Este domingo los dos querían ingresar el parque ecoturístico “El Colibrí”, pero no lo pudieron hacer porque está cerrado desde el 12 de julio cuando un grupo de pobladores de la comunidad chalquense de Santa María Huexoculco atacó y violó a varias adolescentes del Movimiento de Juventudes Cristianas.

Las plumas de seguridad del sitio están abajo y en la caseta de vigilancia no hay nadie.

Por ese mismo punto ingresaron los miembros del grupo cristiano para adentrarse al paraje Pináhuac, del poblado de San Martín Cuautlalpan, Chalco, donde fueron asaltados y abusadas sexualmente algunas menores de edad.

El paseo dominical de Adrián y su padre, provenientes del Distrito Federal, no podía ser alterado. Al no poder ingresar a “El Colibrí”, avanzaron en su vehículo unos cuantos metros y se internaron en el Parque Nacional Izta-Popo Zoquiapan.

Ahí, el papalote hecho por Raúl surcó los aires ixtapaluquenses más rápido que en planicies más bajas.

En ese punto, decenas de campistas de la ciudad de México, Estado de México, Puebla y Morelos disfrutaron del domingo soleado, pero con vientos fríos que obligaban a ponerse un suéter o chamarra a los visitantes.

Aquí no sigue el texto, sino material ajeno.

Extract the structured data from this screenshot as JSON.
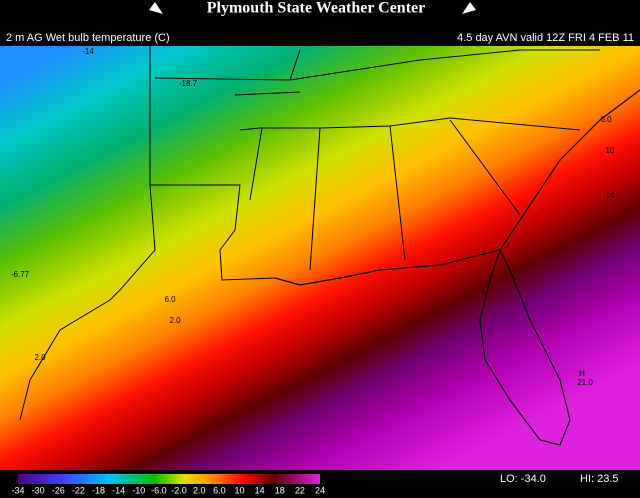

En el camino, sobre la carretera federal México-Puebla, el esposo de Luz Elena compró pulque natural y curado de avena y fresa para agasajar a su compadre Héctor que lo visitaba de Querétaro.

Todos se enteraron de lo que les ocurrió a los integrantes del Movimiento de Juventudes Cristianas, pero aún así decidieron acudir al parque que está más cercano en donde ocurrió el ataque.

“No nos da miedo, porque vemos mucha gente aquí, además qué nos puede pasar si venimos muchos familiares”, dijo Martha Patricia, vecina de Ixtapaluca.

Las familias que estuvieron en el parque no vieron durante su estancia de más de cuatro horas que policías de cualquier corporación vigilaran el lugar.

“No hay seguridad, pero si hubiera de los que tenemos que cuidarnos son de ellos, porque ya ve que a los que agarraron del ataque a las niñas cristianas había policías. Sólo estamos pendientes de lo que pasa. Aquí entre todas las familias nos cuidamos”, contó María Cristina, originaria de Puebla.